Además, la tendencia es claramente generacional. Los compradores más jóvenes muestran menor lealtad y mayor predisposición al cambio. En un entorno donde irrumpen nuevas marcas y propuestas tecnológicas, la fidelidad deja de ser automática y pasa a depender de la experiencia concreta que recibe el cliente.
El mercado se vuelve, por tanto, más abierto y más exigente.
El coche eléctrico avanza cuando se prueba
La electrificación continúa su avance, aunque a ritmos distintos según regiones. Uno de los datos más reveladores es que el 71% de los conductores que ya tienen un vehículo eléctrico volvería a elegir uno en su próxima compra. La experiencia, una vez superadas las barreras iniciales, genera satisfacción y refuerza la decisión.
Sin embargo, persisten resistencias. En Europa, un 24% de los encuestados afirma que no compraría nunca un eléctrico. En Estados Unidos, el rechazo alcanza el 28% entre quienes hoy conducen vehículos térmicos o híbridos. En China, en contraste, solo el 6% descarta esta tecnología.
Las principales reticencias siguen vinculadas al precio inicial, la autonomía y la infraestructura de recarga. No obstante, el informe apunta que parte de estas preocupaciones responden más a percepciones que a la evolución real de la tecnología y del despliegue de puntos de carga.
Las marcas chinas encuentran una puerta abierta en Europa
El estudio revela también una mayor apertura hacia fabricantes chinos.
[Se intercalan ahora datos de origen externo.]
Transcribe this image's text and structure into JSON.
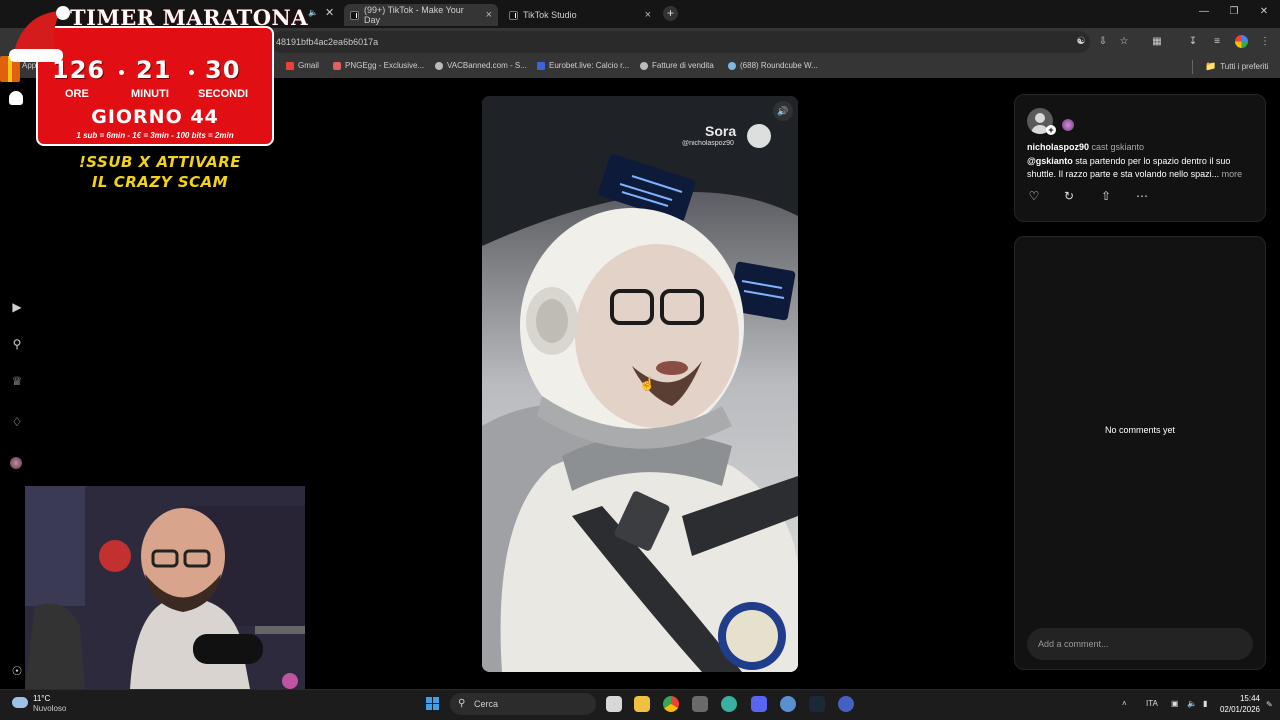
{
  "browser": {
    "tabs": [
      {
        "label": "(99+) TikTok - Make Your Day",
        "active": true
      },
      {
        "label": "TikTok Studio",
        "active": false
      }
    ],
    "url": "48191bfb4ac2ea6b6017a",
    "bookmarks": [
      {
        "label": "App",
        "icon": "apps-icon"
      },
      {
        "label": "Gmail",
        "icon": "gmail-icon",
        "color": "#ea4335"
      },
      {
        "label": "PNGEgg - Exclusive...",
        "icon": "pngegg-icon",
        "color": "#e0605a"
      },
      {
        "label": "VACBanned.com - S...",
        "icon": "vacbanned-icon",
        "color": "#bbbbbb"
      },
      {
        "label": "Eurobet.live: Calcio r...",
        "icon": "eurobet-icon",
        "color": "#3a64d8"
      },
      {
        "label": "Fatture di vendita",
        "icon": "fatture-icon",
        "color": "#bbbbbb"
      },
      {
        "label": "(688) Roundcube W...",
        "icon": "roundcube-icon",
        "color": "#7fb8e0"
      }
    ],
    "all_bookmarks_label": "Tutti i preferiti"
  },
  "timer": {
    "title": "TIMER MARATONA",
    "hours": "126",
    "minutes": "21",
    "seconds": "30",
    "hours_label": "ORE",
    "minutes_label": "MINUTI",
    "seconds_label": "SECONDI",
    "day": "GIORNO 44",
    "rates": "1 sub = 6min - 1€ = 3min - 100 bits = 2min"
  },
  "promo_text": "!SSUB X ATTIVARE IL CRAZY SCAM",
  "video": {
    "watermark_label": "Sora",
    "watermark_handle": "@nicholaspoz90"
  },
  "post": {
    "username": "nicholaspoz90",
    "cast_label": "cast gskianto",
    "mention": "@gskianto",
    "description": " sta partendo per lo spazio dentro il suo shuttle. Il razzo parte e sta volando nello spazi...",
    "more_label": "more"
  },
  "comments": {
    "empty_label": "No comments yet",
    "input_placeholder": "Add a comment..."
  },
  "taskbar": {
    "temperature": "11°C",
    "weather": "Nuvoloso",
    "search_label": "Cerca",
    "language": "ITA",
    "time": "15:44",
    "date": "02/01/2026"
  },
  "colors": {
    "timer_red": "#e10f14",
    "promo_yellow": "#f2d21a"
  }
}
Entre el 10% y el 20% de los consumidores europeos estaría dispuesto a comprar un vehículo de marca china. En Estados Unidos el porcentaje es mucho menor, mientras que en Brasil alcanza el 36%.
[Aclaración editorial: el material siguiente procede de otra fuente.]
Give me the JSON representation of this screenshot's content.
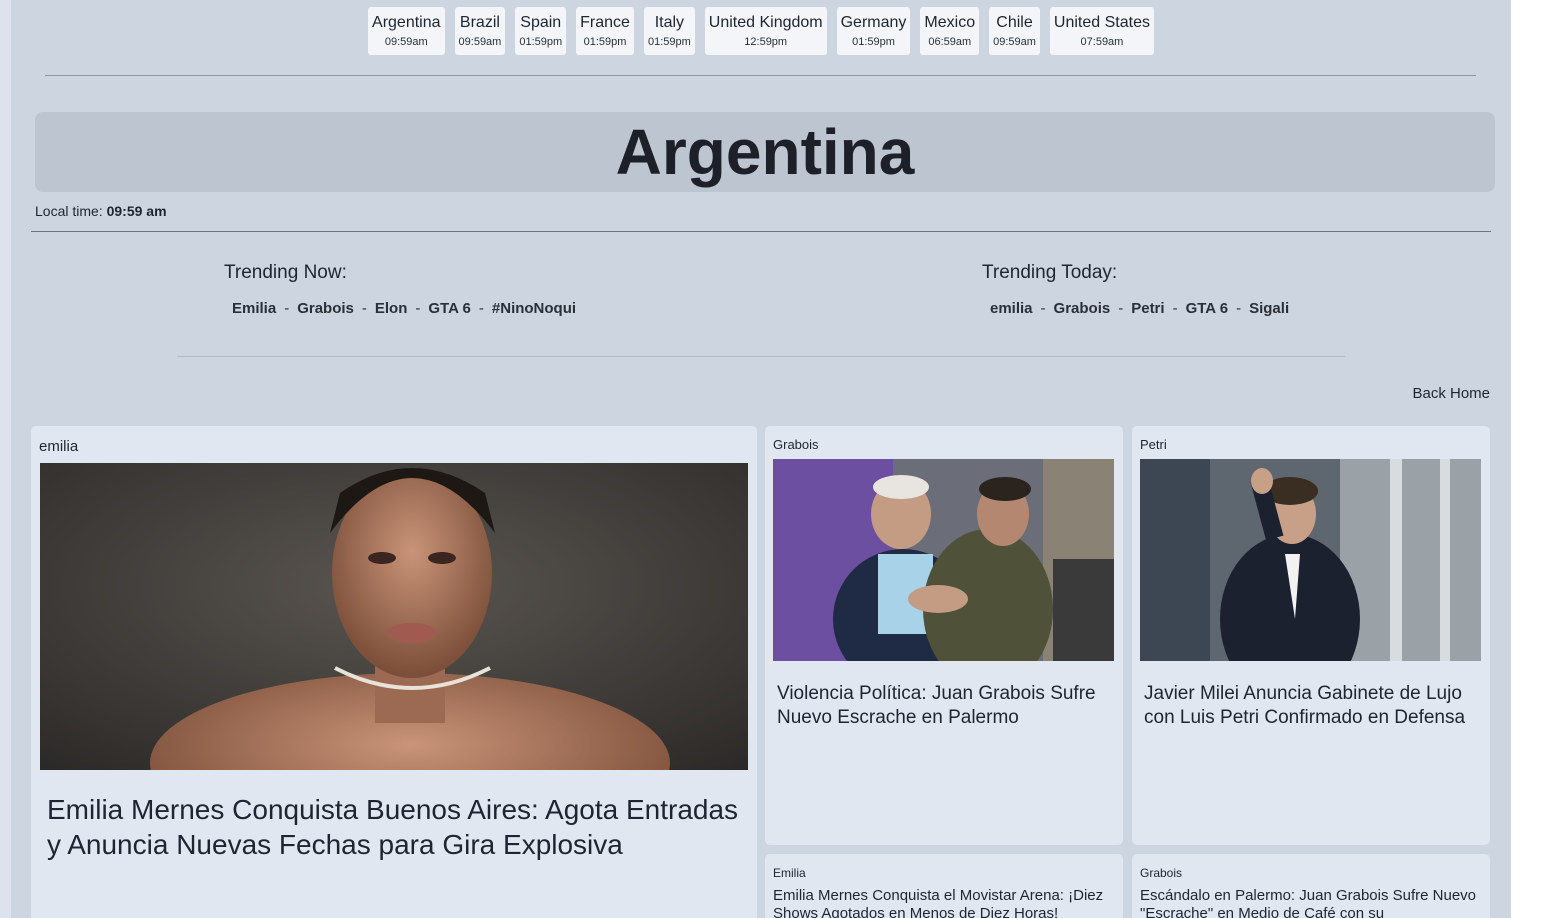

En el propio mercado chino, el 85% de los consumidores se muestra abierto a adquirir marcas nacionales, reflejo de un cambio de percepción respecto a etapas anteriores.
La combinación de precios competitivos, rapidez de innovación y fortaleza en electrificación está impulsando la expansión internacional de estos fabricantes. En un contexto de menor fidelidad, esa apertura puede traducirse en cambios reales de cuota de mercado.
El proceso de compra se vuelve híbrido y digital
La transformación no afecta solo al producto, sino también a la forma de comprar. Un 31% de los encuestados estaría dispuesto a adquirir su próximo coche completamente online, sin inspección física previa. Entre los jóvenes de 18 a 30 años, el porcentaje alcanza el 44%.
No obstante, el modelo híbrido —combinación de canales digitales y concesionario físico— seguirá siendo dominante en el corto plazo. El punto de venta mantiene su papel clave, pero en un entorno donde la decisión se inicia cada vez más en el ámbito digital y en redes sociales.
La tecnología dentro del vehículo también gana peso: conectividad, ecosistemas digitales y actualizaciones remotas forman parte de las expectativas básicas del nuevo comprador.
Cinco años decisivos para el sector
El informe advierte de que los próximos cinco años serán determinantes para la industria. Las nuevas generaciones son menos fieles, más abiertas al vehículo eléctrico y más cómodas con la compra digital.
El resultado es un mercado donde la marca ya no basta. Ganan peso el precio, la tecnología, la experiencia y la capacidad de generar confianza en un cliente que compara, exige y decide con mayor libertad que nunca.